Griffin has been called gifted, advanced and precocious, but that's easy to see. It's his dedication to the craft that he hopes will set him apart someday.
He has already trained or worked with QB guru George Whitfield more than a dozen times. Ask what's wrong with his game, and Griffin gets right to the nuts and bolts of how he's carrying his elbow too high on drops and must "keep it dry." He's trying to drive more power from his whole body on throws. He mentions he recently learned how to dissect the Cover 6 defense.
You won't find many kids his age who say their summer goals include learning offensive line protections.
"I can tell you, from the neck up, he's on what I would call an accelerated program," Whitfield said. "He is really getting a chance to understand the office of the quarterback."
Griffin can describe in deep detail what he's learned from training with Johnny Manziel, Bryce Petty, Braxton Miller, Everett Golson, Logan Thomas, Connor Cook and so many other Whitfield protégés.

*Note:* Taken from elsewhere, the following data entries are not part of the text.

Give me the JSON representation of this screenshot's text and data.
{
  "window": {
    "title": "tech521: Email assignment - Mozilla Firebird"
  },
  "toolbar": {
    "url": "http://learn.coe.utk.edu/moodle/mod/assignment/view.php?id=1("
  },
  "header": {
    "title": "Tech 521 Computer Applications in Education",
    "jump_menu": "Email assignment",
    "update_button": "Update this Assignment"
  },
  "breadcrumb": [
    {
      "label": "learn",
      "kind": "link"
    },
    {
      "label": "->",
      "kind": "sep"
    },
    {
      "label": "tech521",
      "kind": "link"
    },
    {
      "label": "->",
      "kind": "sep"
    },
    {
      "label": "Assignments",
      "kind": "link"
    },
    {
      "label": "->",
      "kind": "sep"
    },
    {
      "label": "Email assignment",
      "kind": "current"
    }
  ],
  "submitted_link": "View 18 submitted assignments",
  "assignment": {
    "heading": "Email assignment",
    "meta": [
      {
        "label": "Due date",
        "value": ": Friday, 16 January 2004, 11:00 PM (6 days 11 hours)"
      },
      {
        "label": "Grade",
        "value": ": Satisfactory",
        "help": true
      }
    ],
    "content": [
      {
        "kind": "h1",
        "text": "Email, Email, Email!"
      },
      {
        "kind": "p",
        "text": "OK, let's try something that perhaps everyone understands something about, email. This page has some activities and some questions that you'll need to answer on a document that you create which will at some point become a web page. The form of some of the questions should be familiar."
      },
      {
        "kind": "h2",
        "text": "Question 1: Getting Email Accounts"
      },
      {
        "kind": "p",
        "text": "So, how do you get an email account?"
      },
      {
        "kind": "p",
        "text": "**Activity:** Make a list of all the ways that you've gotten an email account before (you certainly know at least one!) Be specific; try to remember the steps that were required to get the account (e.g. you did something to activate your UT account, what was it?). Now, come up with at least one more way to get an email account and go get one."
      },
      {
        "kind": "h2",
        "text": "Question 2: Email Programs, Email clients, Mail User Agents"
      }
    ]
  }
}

Griffin is a sponge around them, and he is constantly asking questions and filling his notebook with their advice.
"It's always fun to have that little kid there because he's doing it for the fun," Petty said. "It reminds you what you started this for."
The only time Griffin was ever starstruck, his father, Will Griffin, said, came at last year's Elite 11. Aaron Rodgers asked him to fetch some sunscreen. When Griffin delivered -- and you better believe he ran -- he received a hug and a "You're the man" from the impressed Packer.
"Chase is like a human icebreaker," said Brian Stumpf, an Elite 11 camp director for Student Sports. "He gets the guys smiling and reminds them it's a boy's game."
Griffin's competitiveness is unmistakable in summer camp settings. He sprints to every drill, is always first in line and cheats up in line whenever he can. When he gets home, Chase downloads the videos Will shoots on a camcorder and studies the tape. During the season, he puts in weekly work with the coach who first taught him to pass, former NFL quarterback Jeff Blake.